11:34 p.m. I decide I’ve had enough and order a Lyft. We make out while waiting for it to arrive.
12:15 a.m. Sleep, finally.
8 a.m. I wake and add Gerald to my Word doc of guys I’ve slept with. Including him, I’ve slept with 20 guys.
7 p.m. One of my best friends from college is visiting and staying with me. We head to a birthday party on a rooftop in Brooklyn. I gift the birthday girl the Jay-Z and Beyoncé lube. She is stoked.
8:40 p.m. S texts me to ask if I’m excited for the Meadows music festival this weekend. I got free tickets and offered for him to come with me, but he’s away with his family.

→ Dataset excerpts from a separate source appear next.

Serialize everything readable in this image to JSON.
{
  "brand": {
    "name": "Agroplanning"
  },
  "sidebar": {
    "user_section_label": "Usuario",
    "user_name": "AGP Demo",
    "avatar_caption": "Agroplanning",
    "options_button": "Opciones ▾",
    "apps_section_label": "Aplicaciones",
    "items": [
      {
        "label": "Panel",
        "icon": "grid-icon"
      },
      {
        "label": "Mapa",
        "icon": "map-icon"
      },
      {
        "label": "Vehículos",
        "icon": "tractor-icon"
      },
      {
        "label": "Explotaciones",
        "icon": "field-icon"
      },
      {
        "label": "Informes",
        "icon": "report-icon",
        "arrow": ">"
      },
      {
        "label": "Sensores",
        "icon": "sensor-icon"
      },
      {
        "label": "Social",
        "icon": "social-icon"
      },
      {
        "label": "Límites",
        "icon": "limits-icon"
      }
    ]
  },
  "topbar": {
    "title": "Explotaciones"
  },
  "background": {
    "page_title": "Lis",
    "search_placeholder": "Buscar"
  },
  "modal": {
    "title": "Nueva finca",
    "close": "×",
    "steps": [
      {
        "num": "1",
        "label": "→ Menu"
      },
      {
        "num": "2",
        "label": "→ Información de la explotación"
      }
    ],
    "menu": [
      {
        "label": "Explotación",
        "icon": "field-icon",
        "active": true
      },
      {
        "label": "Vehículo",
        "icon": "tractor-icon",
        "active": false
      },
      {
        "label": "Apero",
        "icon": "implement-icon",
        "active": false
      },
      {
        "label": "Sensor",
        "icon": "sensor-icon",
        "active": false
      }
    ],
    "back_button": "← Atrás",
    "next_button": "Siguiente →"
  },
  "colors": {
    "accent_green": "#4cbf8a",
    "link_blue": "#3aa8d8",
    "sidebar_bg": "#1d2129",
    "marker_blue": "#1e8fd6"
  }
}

It’s so corny but I just smile when I get a text from him. I’m usually a pretty harsh judge of people right away, and I was not feeling S after our first date … or when he kept texting me every day afterward. It wasn’t until a friend of mine said he was texting me that much because he liked me that I decided to go out with him again. We’ve only gone out three times, but with each time I’ve seen him I’ve liked him more. He’s been a surprise, in a really great way. Plus, he ate my ass for the first time ever, which felt amazing.
12:45 a.m. My friend passes out in my living room, and I masturbate. I use the butt plug with my nipple clamps and my vibrator. I come twice and fall asleep.
10 a.m. Grab bagels with my friend.
3 p.m. My sexual exploits this week were fun, but I don’t feel any strong urge to repeat them with those guys. I’d see the Dom again, I guess, just to experience more BDSM. I feel like most people around my age are afraid of “catching feelings” for someone they hook up with, but it seems like “catching feelings” is what makes hookups worth it, to me. Is this what hookup-culture ennui is?
7 p.m. Dinner at Eataly with friends.
10 p.m. Drinking at a friend’s house. We gossip about our college hookups and who’s broken up since we graduated. I shudder, thinking about the guys I used to think were “good catches.” Being at a small liberal arts college with a small pool of straight men with massive, inflated egos will really lower your standards.
1 p.m. I haven’t heard from the Dom in a few days. I sense he may have lost interest, so I text asking if he wants to continue “this kind of dom relationship.” I’m not so attached to him, but I’d do this BDSM thing again.
2:30 p.m. He replies, “Yes sorry traveling.” All right. We’ll see if he texts again.
4 p.m. Head to the Meadows with a friend. Text S a photo of me at Weezer. He is infinitely jealous. Although I’m excited to see him again, I’m secretly glad he couldn’t come with me — it would have been too exhausting for a fourth date.
7:30 p.m. Leave the concert early because I’m exhausted. I tell S, and start to get anxious that he’ll think I’m lame for leaving. I can feel my anxiety start to spiral, but I remind myself to take a step back. We’ve been texting more or less every day for the past month. He likes me. And besides, reflecting on my exploits this week, I wouldn’t exactly call myself “lame.” We all have our own ideas of fun.